CRÍTICA DE PARANORMAL ACTIVITY 4

Por Carlos Marín
 
Una franquicia de McDonalds tiene la manía de sí, servir Big Macs y patatas Deluxe. Da igual que sea en Villacordero que Nueva York, el cliente espera un producto con unas características específicas y no pretende sorprenderse. Paranormal Activity es una franquicia y, vaya, sorpresa, Paranormal Activity 4 es el nuevo local de Alcorcón. Los mismos elementos, la misma estructura y los mismos resultados; aquí no se quiere sorprender al espectador, aquí se le quiere dar lo que ha venido a buscar. No hay esfuerzo por sus creadores, pero tampoco hay engaños.

Abrimos con familia con dos hijos, protagonista femenina y la manía de grabarlo todo por tu puta madre Pablo (bueno, no). Aquí se añaden portátiles y, ejem, Kinect, para ampliar los recursos de found footage tan característicos de la saga. Es de agradecer que se inserten nuevas maneras de ver la actividad paranormal, aunque se convierta en el ejercicio de product placement con más cara que uno puede ver en mucho tiempo. Nada que objetar, porque funciona. Estos demonios y niños chungos han sido patrocinados por Microsoft, pero que me aspen si no dais un par de saltos en la butaca por culpa de ellos.

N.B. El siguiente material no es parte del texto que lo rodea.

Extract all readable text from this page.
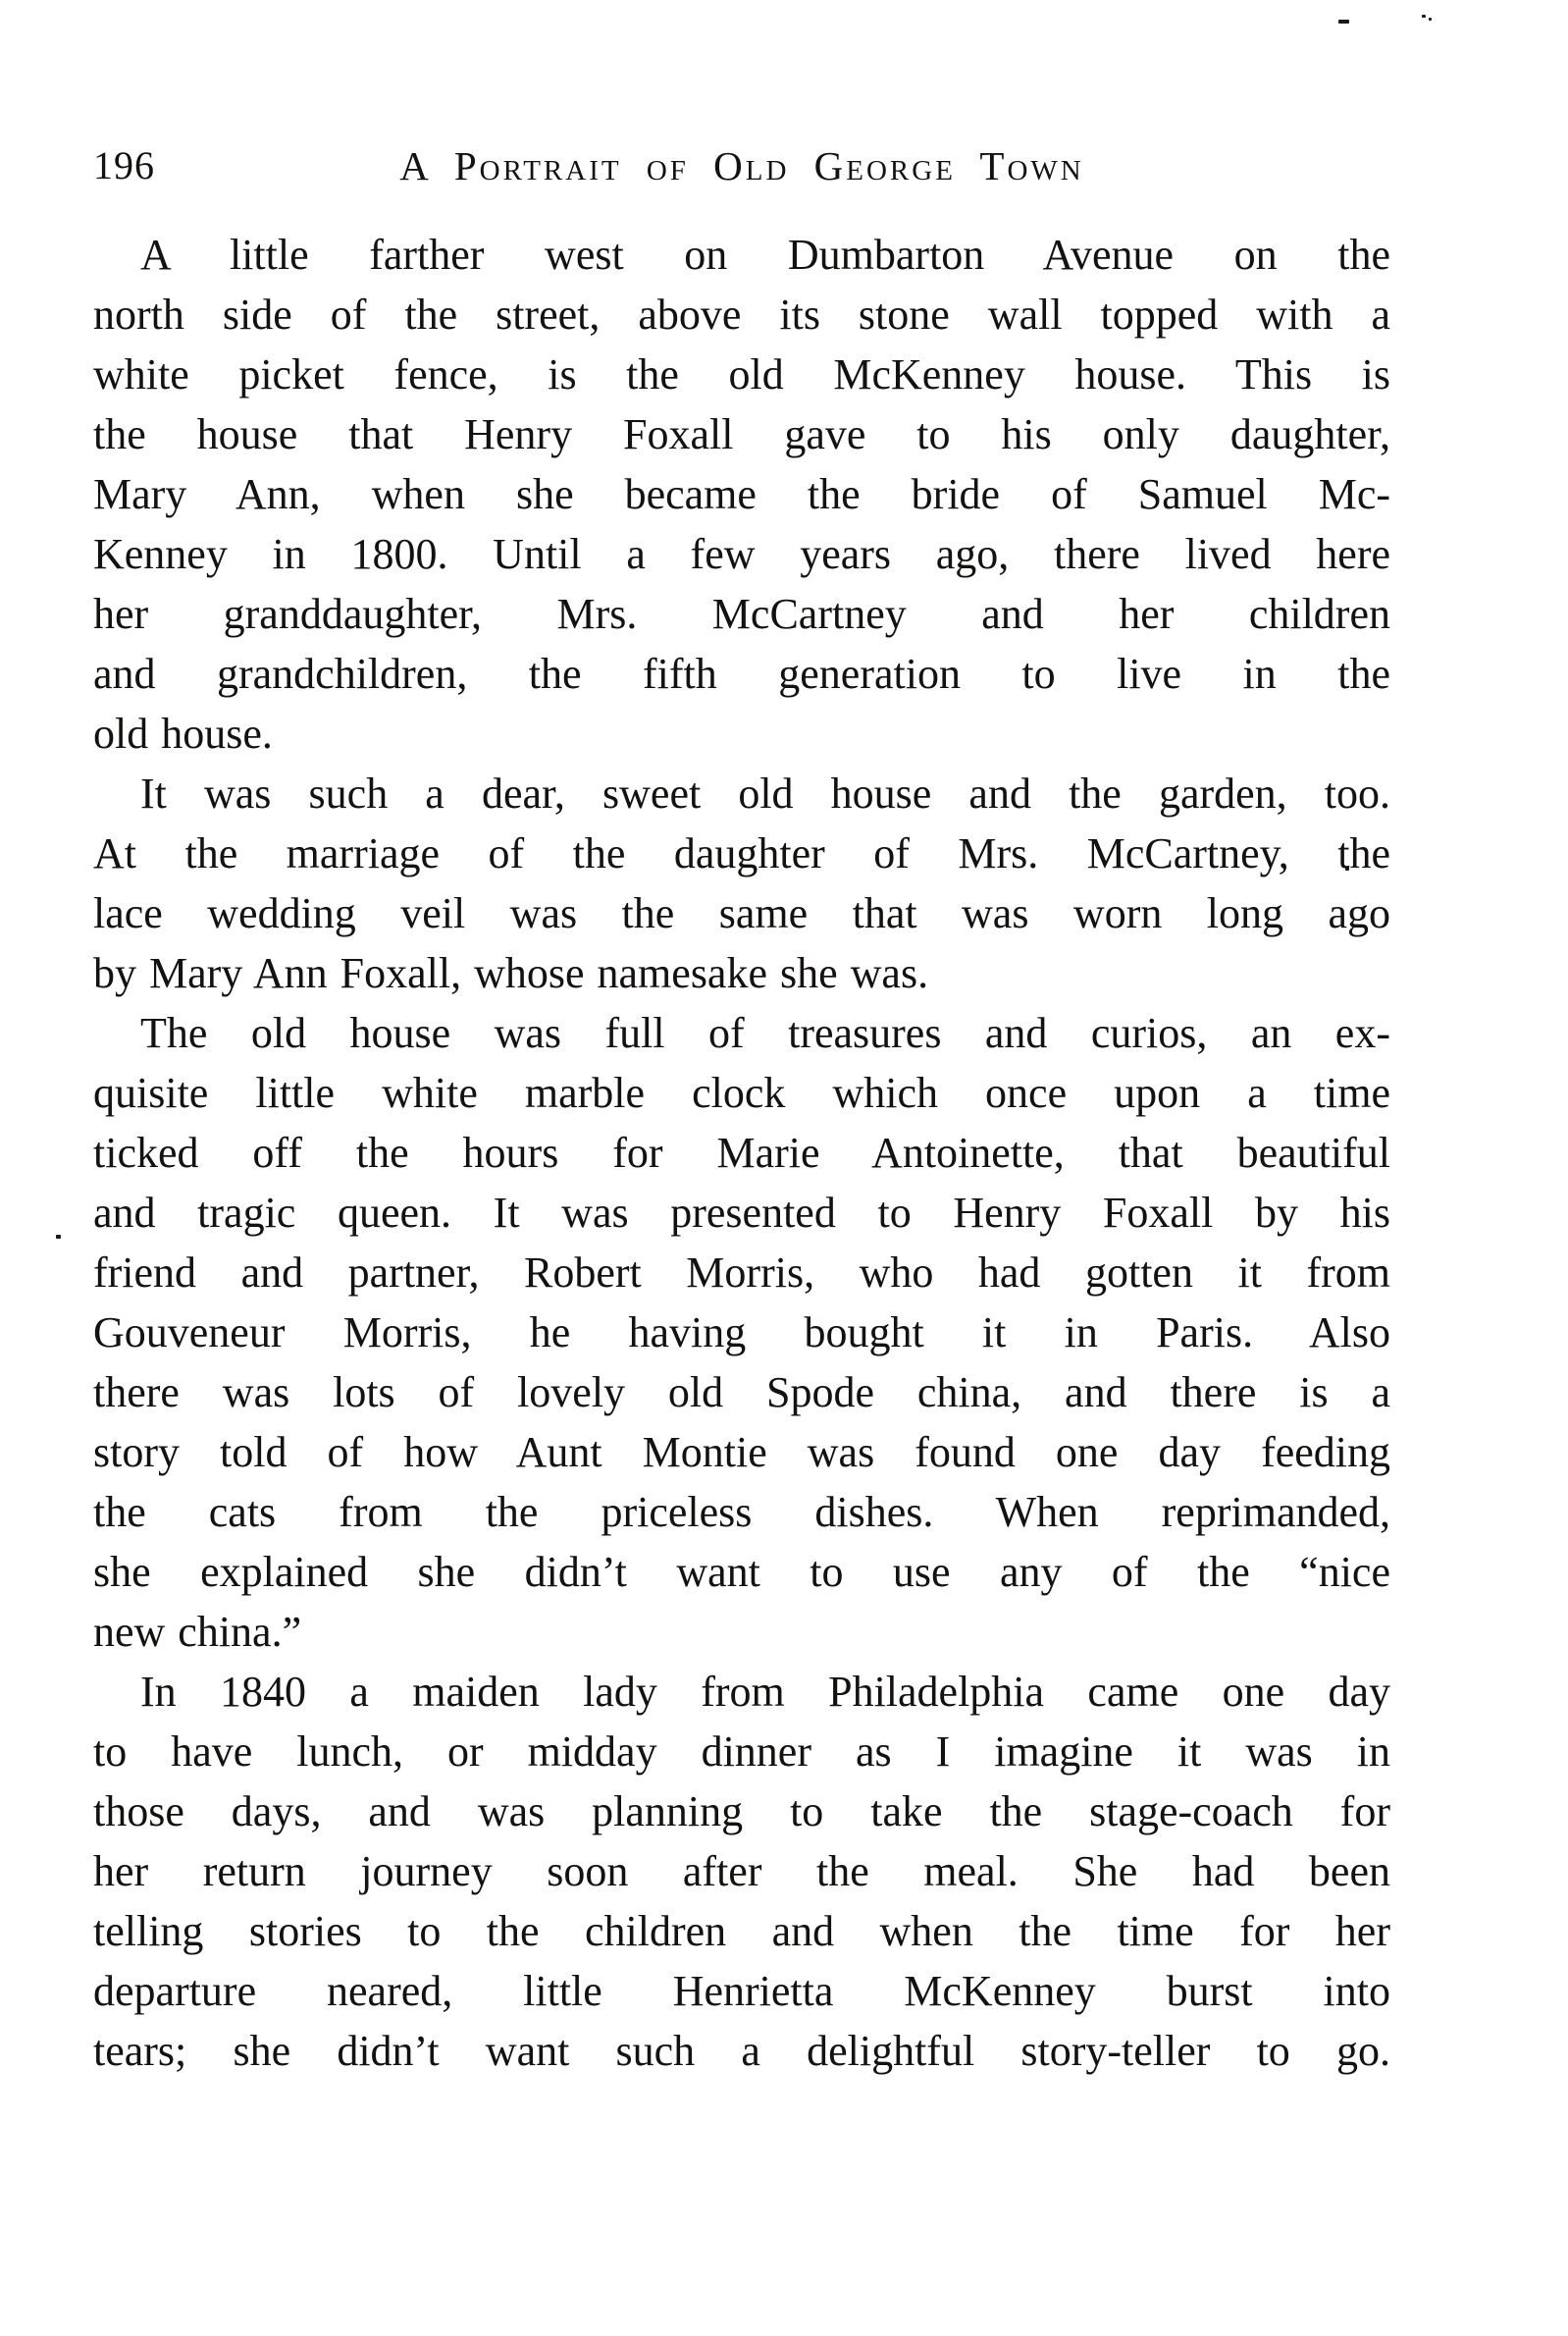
196	A Portrait of Old George Town
A little farther west on Dumbarton Avenue on the
north side of the street, above its stone wall topped with a
white picket fence, is the old McKenney house. This is
the house that Henry Foxall gave to his only daughter,
Mary Ann, when she became the bride of Samuel Mc-
Kenney in 1800. Until a few years ago, there lived here
her granddaughter, Mrs. McCartney and her children
and grandchildren, the fifth generation to live in the
old house.
It was such a dear, sweet old house and the garden, too.
At the marriage of the daughter of Mrs. McCartney, the
lace wedding veil was the same that was worn long ago
by Mary Ann Foxall, whose namesake she was.
The old house was full of treasures and curios, an ex-
quisite little white marble clock which once upon a time
ticked off the hours for Marie Antoinette, that beautiful
and tragic queen. It was presented to Henry Foxall by his
friend and partner, Robert Morris, who had gotten it from
Gouveneur Morris, he having bought it in Paris. Also
there was lots of lovely old Spode china, and there is a
story told of how Aunt Montie was found one day feeding
the cats from the priceless dishes. When reprimanded,
she explained she didn’t want to use any of the “nice
new china.”
In 1840 a maiden lady from Philadelphia came one day
to have lunch, or midday dinner as I imagine it was in
those days, and was planning to take the stage-coach for
her return journey soon after the meal. She had been
telling stories to the children and when the time for her
departure neared, little Henrietta McKenney burst into
tears; she didn’t want such a delightful story-teller to go.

Lo bueno de llegar a una cuarta entrega de una saga tan barata es que 1, un pequeño aumento de presupuesto se transmuta directamente en más sustos y 2, que la necesidad de innovación en el argumento aporta ideas interesantes. El aumento de momentos de tensión se agradece, mucho; en un guiño perverso (o casual) para su primera entrega aquí las lámparas no solo se mueven, aquí se caen. Pum, susto. Cada 10 minutos, más o menos. Perfecto, pagar por saltar por sustos de sonido y recibir una ración razonable de ellos, no tener que esperar al final. Mejora en tempo; gracias, gracias, gracias.

Volviendo al tema de las franquicias, está muy bien que alguien reciba por lo que ha pagado, pero es una gran pena que se conforme con eso. Tenemos ejemplos de sagas que intentan reinventarse y dar nuevas sorpresas al espectador, removerlo. Es mucho más atractivo como creador y como espectador, pero últmamente parece ser que el público se siente agusto viendo algo bajo su control. Me pregunto si alguien tendrá las narices de, a parte de introducir expansiones de mitología en cada nueva entrega (que es al ritmo que vamos), se atrevan a hacer cambios en la narrativa o el tono. Nuestro Paco Plaza se la jugó y le salió un producto redondo, aunque dudo que por aquellos lares estén como para arriesgarse cuando tienen una carta tan segura como la de habitaciones silenciosas y clímax final de sustos.

Para lo bueno y para lo malo, Paranormal Activity 4 da lo que se va a buscar y, menos mal, no baja su nivel. Un nivel que alcanzó sus cotas en la tercera parte, donde aquí repite directores y rumbo, aquel del camino con botes y no el de “esperate al final, que hay un susto que te cagas”. Un producto de fábrica, todo un Big Mac con patatas y refresco, lejos de ser de calidad, pero oye, te saca de un apuro. Sin duda, el público acudirá en masas a las salas. Yo, lo siento, me quedo con el riesgo; póngame un par de raciones de apocalípsis para el año que viene, gracias. Y ya sabéis por donde voy.

Lo mejor: más sustos, más tensión y mejor final. Da lo que uno va a buscar.

Lo peor: el descarado product placement y la comodidad de estas sagas, que impiden la entrada de otros productos más novedosos.